Écoutez, en fin de compte, je ne pense pas que ce soit juste. Oui, mes recherches ont révélé que les hétérosexuels constituent l’écrasante majorité. Et oui, la science confirme que la société est déjà entièrement construite autour du mode de vie hétérosexuel. Mais s’ils n’obtiennent pas de parade pour avoir réussi à faire le strict minimum requis pour propager l’espèce, alors à quoi sert tout cela ?
Je veux dire, qui ne veut pas vivre dans un monde où les futurs parents risquent littéralement leur vie en sautant en parachute d'un avion ou en faisant exploser des bombes artisanales dans des parcs publics juste pour annoncer le sexe d'un bébé ? C’est le summum de la culture hétéro, et cela mérite une grande scène.

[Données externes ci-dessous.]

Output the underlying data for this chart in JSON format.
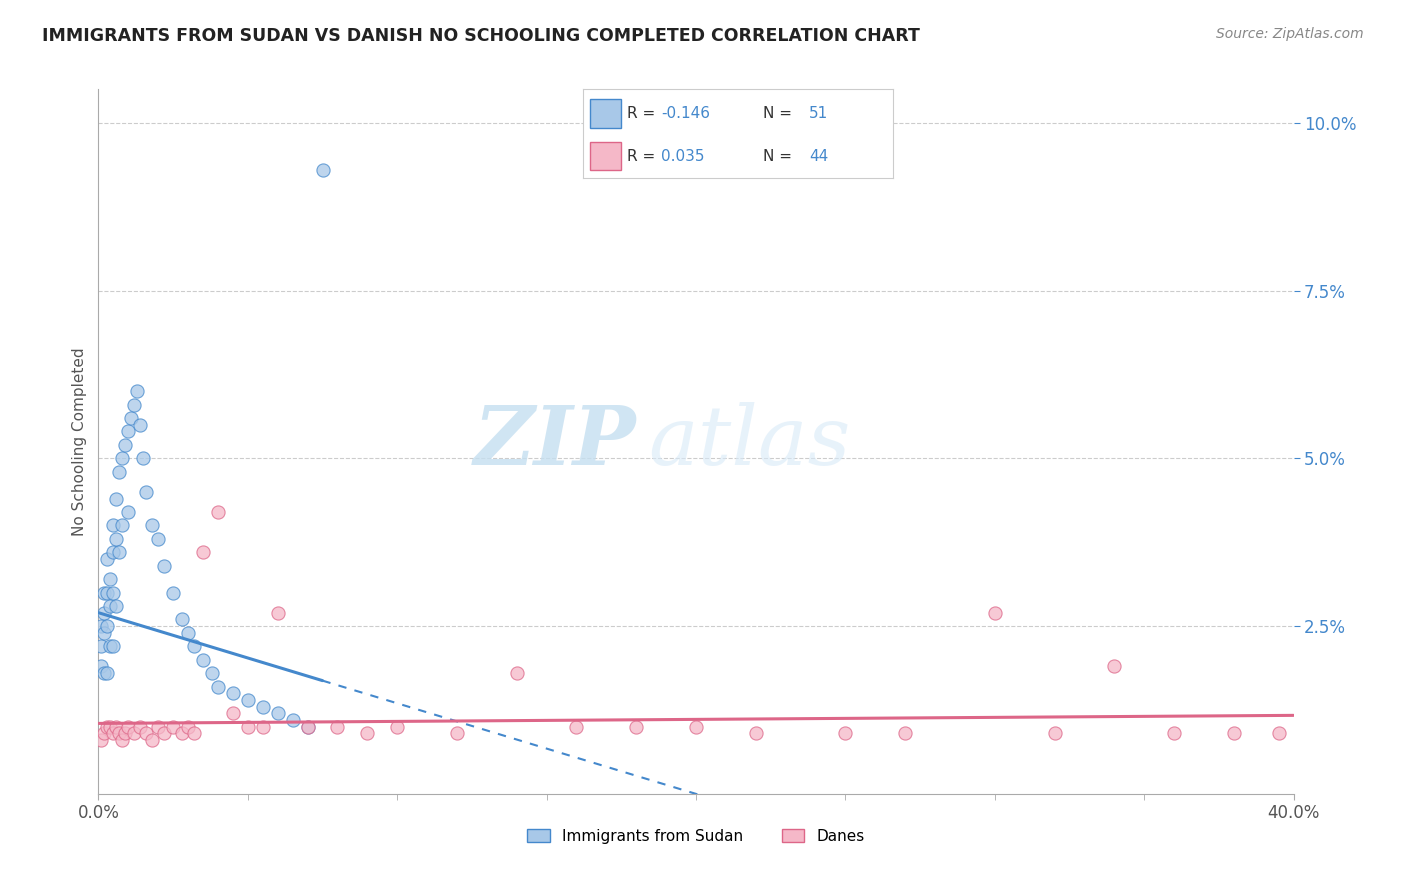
{
  "title": "IMMIGRANTS FROM SUDAN VS DANISH NO SCHOOLING COMPLETED CORRELATION CHART",
  "source": "Source: ZipAtlas.com",
  "ylabel": "No Schooling Completed",
  "xlim": [
    0.0,
    0.4
  ],
  "ylim": [
    0.0,
    0.105
  ],
  "xtick_positions": [
    0.0,
    0.4
  ],
  "xtick_labels": [
    "0.0%",
    "40.0%"
  ],
  "ytick_positions": [
    0.025,
    0.05,
    0.075,
    0.1
  ],
  "ytick_labels": [
    "2.5%",
    "5.0%",
    "7.5%",
    "10.0%"
  ],
  "r_sudan": -0.146,
  "n_sudan": 51,
  "r_danes": 0.035,
  "n_danes": 44,
  "color_sudan": "#a8c8e8",
  "color_danes": "#f5b8c8",
  "color_sudan_line": "#4488cc",
  "color_danes_line": "#dd6688",
  "background_color": "#ffffff",
  "grid_color": "#cccccc",
  "legend_labels": [
    "Immigrants from Sudan",
    "Danes"
  ],
  "sudan_x": [
    0.001,
    0.001,
    0.001,
    0.002,
    0.002,
    0.002,
    0.002,
    0.003,
    0.003,
    0.003,
    0.003,
    0.003,
    0.004,
    0.004,
    0.004,
    0.005,
    0.005,
    0.005,
    0.005,
    0.005,
    0.006,
    0.006,
    0.007,
    0.007,
    0.007,
    0.008,
    0.008,
    0.009,
    0.009,
    0.01,
    0.01,
    0.011,
    0.012,
    0.013,
    0.014,
    0.015,
    0.016,
    0.018,
    0.02,
    0.022,
    0.024,
    0.026,
    0.03,
    0.032,
    0.035,
    0.04,
    0.042,
    0.045,
    0.05,
    0.06,
    0.07
  ],
  "sudan_y": [
    0.021,
    0.019,
    0.018,
    0.024,
    0.022,
    0.02,
    0.016,
    0.026,
    0.024,
    0.022,
    0.018,
    0.014,
    0.025,
    0.023,
    0.019,
    0.03,
    0.028,
    0.026,
    0.022,
    0.018,
    0.032,
    0.028,
    0.038,
    0.034,
    0.028,
    0.044,
    0.038,
    0.048,
    0.04,
    0.052,
    0.044,
    0.054,
    0.058,
    0.06,
    0.056,
    0.062,
    0.056,
    0.054,
    0.05,
    0.046,
    0.042,
    0.04,
    0.036,
    0.032,
    0.028,
    0.024,
    0.022,
    0.02,
    0.018,
    0.016,
    0.093
  ],
  "danes_x": [
    0.001,
    0.002,
    0.003,
    0.004,
    0.005,
    0.006,
    0.007,
    0.008,
    0.009,
    0.01,
    0.012,
    0.014,
    0.016,
    0.018,
    0.02,
    0.022,
    0.025,
    0.028,
    0.03,
    0.032,
    0.035,
    0.04,
    0.045,
    0.05,
    0.055,
    0.06,
    0.07,
    0.08,
    0.09,
    0.1,
    0.12,
    0.14,
    0.16,
    0.18,
    0.2,
    0.22,
    0.25,
    0.27,
    0.3,
    0.32,
    0.34,
    0.36,
    0.38,
    0.395
  ],
  "danes_y": [
    0.008,
    0.009,
    0.01,
    0.01,
    0.009,
    0.01,
    0.009,
    0.008,
    0.009,
    0.01,
    0.009,
    0.01,
    0.009,
    0.008,
    0.01,
    0.009,
    0.01,
    0.009,
    0.01,
    0.009,
    0.036,
    0.042,
    0.012,
    0.01,
    0.01,
    0.027,
    0.01,
    0.01,
    0.009,
    0.01,
    0.009,
    0.018,
    0.01,
    0.01,
    0.01,
    0.009,
    0.009,
    0.009,
    0.027,
    0.009,
    0.019,
    0.009,
    0.009,
    0.009
  ]
}
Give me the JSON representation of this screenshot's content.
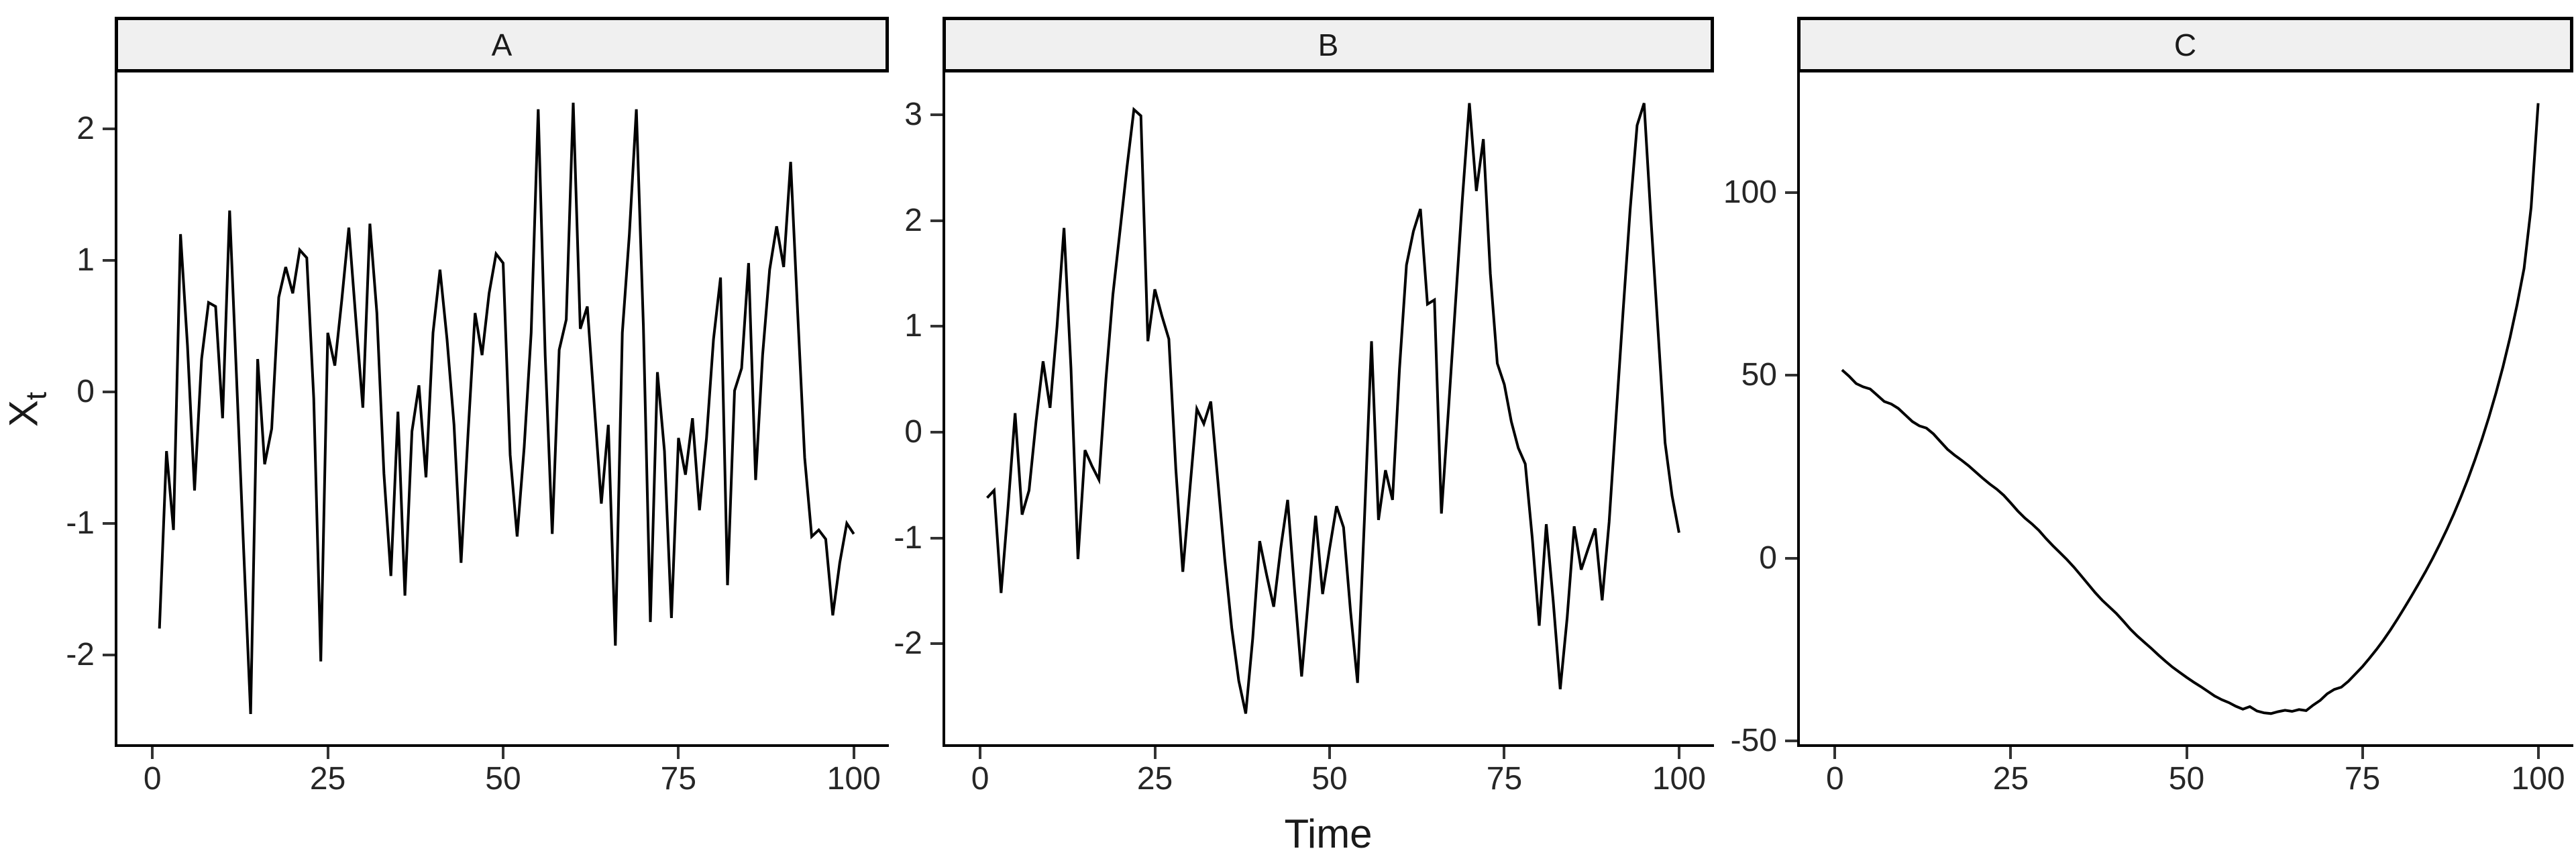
{
  "figure": {
    "background": "#FFFFFF",
    "axis_line_color": "#000000",
    "tick_color": "#333333",
    "tick_label_color": "#262626",
    "series_line_color": "#000000",
    "strip_fill": "#F0F0F0",
    "strip_border_color": "#000000"
  },
  "chart_data": {
    "type": "line",
    "title": "",
    "xlabel": "Time",
    "ylabel_base": "X",
    "ylabel_sub": "t",
    "x_range": [
      1,
      100
    ],
    "x_step": 1,
    "xticks": [
      0,
      25,
      50,
      75,
      100
    ],
    "xlim": [
      -5,
      105
    ],
    "legend": "none",
    "grid": "off",
    "facets": [
      {
        "label": "A",
        "yticks": [
          -2,
          -1,
          0,
          1,
          2
        ],
        "ylim": [
          -2.68,
          2.43
        ],
        "values": [
          -1.8,
          -0.45,
          -1.05,
          1.2,
          0.35,
          -0.75,
          0.25,
          0.68,
          0.65,
          -0.2,
          1.38,
          0.1,
          -1.2,
          -2.45,
          0.25,
          -0.55,
          -0.28,
          0.72,
          0.95,
          0.75,
          1.08,
          1.02,
          -0.05,
          -2.05,
          0.45,
          0.2,
          0.7,
          1.25,
          0.55,
          -0.12,
          1.28,
          0.6,
          -0.62,
          -1.4,
          -0.15,
          -1.55,
          -0.3,
          0.05,
          -0.65,
          0.45,
          0.93,
          0.4,
          -0.25,
          -1.3,
          -0.32,
          0.6,
          0.28,
          0.75,
          1.05,
          0.98,
          -0.48,
          -1.1,
          -0.42,
          0.45,
          2.15,
          0.28,
          -1.08,
          0.32,
          0.55,
          2.2,
          0.48,
          0.65,
          -0.1,
          -0.85,
          -0.25,
          -1.93,
          0.45,
          1.2,
          2.15,
          0.5,
          -1.75,
          0.15,
          -0.45,
          -1.72,
          -0.35,
          -0.63,
          -0.2,
          -0.9,
          -0.35,
          0.4,
          0.87,
          -1.47,
          0.01,
          0.18,
          0.98,
          -0.67,
          0.28,
          0.93,
          1.26,
          0.95,
          1.75,
          0.6,
          -0.5,
          -1.1,
          -1.05,
          -1.12,
          -1.7,
          -1.3,
          -1.0,
          -1.08
        ]
      },
      {
        "label": "B",
        "yticks": [
          -2,
          -1,
          0,
          1,
          2,
          3
        ],
        "ylim": [
          -2.95,
          3.4
        ],
        "values": [
          -0.62,
          -0.55,
          -1.52,
          -0.7,
          0.18,
          -0.78,
          -0.55,
          0.1,
          0.67,
          0.23,
          1.0,
          1.93,
          0.6,
          -1.2,
          -0.17,
          -0.32,
          -0.45,
          0.5,
          1.3,
          1.9,
          2.5,
          3.05,
          2.99,
          0.86,
          1.35,
          1.1,
          0.88,
          -0.35,
          -1.32,
          -0.55,
          0.22,
          0.08,
          0.29,
          -0.45,
          -1.2,
          -1.85,
          -2.35,
          -2.66,
          -1.95,
          -1.03,
          -1.35,
          -1.65,
          -1.1,
          -0.64,
          -1.5,
          -2.31,
          -1.55,
          -0.79,
          -1.53,
          -1.1,
          -0.7,
          -0.9,
          -1.7,
          -2.37,
          -0.8,
          0.86,
          -0.83,
          -0.36,
          -0.64,
          0.6,
          1.58,
          1.9,
          2.11,
          1.21,
          1.25,
          -0.77,
          0.2,
          1.2,
          2.2,
          3.11,
          2.28,
          2.77,
          1.5,
          0.65,
          0.45,
          0.1,
          -0.15,
          -0.3,
          -1.0,
          -1.83,
          -0.87,
          -1.6,
          -2.43,
          -1.75,
          -0.89,
          -1.3,
          -1.1,
          -0.91,
          -1.59,
          -0.85,
          0.15,
          1.15,
          2.1,
          2.9,
          3.11,
          2.0,
          0.95,
          -0.1,
          -0.6,
          -0.95
        ]
      },
      {
        "label": "C",
        "yticks": [
          -50,
          0,
          50,
          100
        ],
        "ylim": [
          -50.9,
          132.9
        ],
        "values": [
          51.5,
          49.8,
          47.8,
          46.9,
          46.3,
          44.6,
          42.9,
          42.2,
          41.0,
          39.2,
          37.4,
          36.2,
          35.6,
          34.0,
          31.9,
          29.8,
          28.2,
          26.8,
          25.3,
          23.6,
          21.9,
          20.3,
          18.9,
          17.2,
          15.1,
          12.9,
          11.0,
          9.4,
          7.6,
          5.4,
          3.4,
          1.5,
          -0.4,
          -2.5,
          -4.8,
          -7.1,
          -9.4,
          -11.5,
          -13.3,
          -15.1,
          -17.2,
          -19.4,
          -21.3,
          -23.0,
          -24.7,
          -26.5,
          -28.2,
          -29.8,
          -31.2,
          -32.6,
          -33.9,
          -35.1,
          -36.4,
          -37.7,
          -38.7,
          -39.5,
          -40.5,
          -41.3,
          -40.6,
          -41.8,
          -42.3,
          -42.5,
          -42.0,
          -41.6,
          -41.9,
          -41.4,
          -41.7,
          -40.2,
          -38.9,
          -37.1,
          -35.9,
          -35.3,
          -33.7,
          -31.7,
          -29.7,
          -27.4,
          -25.0,
          -22.4,
          -19.6,
          -16.6,
          -13.5,
          -10.3,
          -7.0,
          -3.6,
          0.0,
          3.8,
          7.8,
          12.1,
          16.7,
          21.6,
          26.9,
          32.5,
          38.6,
          45.2,
          52.4,
          60.4,
          69.3,
          79.3,
          96.0,
          124.5
        ]
      }
    ]
  }
}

Et avouons-le : l'arc-en-ciel traditionnel n'est-il pas un peu… bruyant ? C'est exagéré. Rouge, orange, jaune, vert, bleu… C'est une surcharge sensorielle totale. Il est temps d'atténuer ces couleurs et de ramener le véritable spectre : l'arc-en-ciel du beige.
Imaginez la majesté
La palette : Une mer à couper le souffle de kaki, de bronzage, de coquille d'œuf, de crème et peut-être une touche audacieuse de bleu marine si quelqu'un se sent épicé.
L'uniforme : un horizon infini de shorts cargo. Tant de poches, mais rien de substantiel à l’intérieur. Associé exclusivement à des baskets New Balance et à des polos rentrés un peu trop serrés.
L’ambiance : Des enjeux totalement et délicieusement faibles. Il n'y aura absolument aucune paillettes. Les paillettes entrent dans tout ; il reste dans votre tapis pendant des années et, franchement, nécessite trop de nettoyage. Au lieu de cela, les flotteurs seront recouverts de sciure de bois écologique et biodégradable.
Au lieu d'une musique techno en plein essor qui fait trembler votre cage thoracique, le défilé proposera une liste de lecture régulière et réconfortante de yacht rock à tempo moyen des années 70 et du doux bourdonnement des tondeuses à gazon. Les chars ne seront pas extravagants ; ce seront simplement des camionnettes hautement fonctionnelles tractant des berlines de taille moyenne raisonnables.
Un défilé direct est-il vraiment trop demander ? C'est sûr. C'est en sourdine. Il sera terminé à 16h00 précises afin que tout le monde puisse rentrer chez lui, vérifier son 401(k) et éviter la cohue du dîner dans la chaîne de restaurants locale. Les hétérosexuels ont vécu des moments très difficiles dans la vie. Non seulement ils méritent une véritable fierté, mais soyons réalistes, que est un style de vie qui mérite d'être célébré.
Shaley Howard est l'auteur de « Excuse Me, Sir! Memoir of a Butch », qui a reçu l'IPPY Silver Award pour l'excellence et le Next Generation Indie Finalist Award pour la non-fiction LGBTQ+. Elle est également propriétaire d'une petite entreprise et militante à Portland, dans l'Oregon.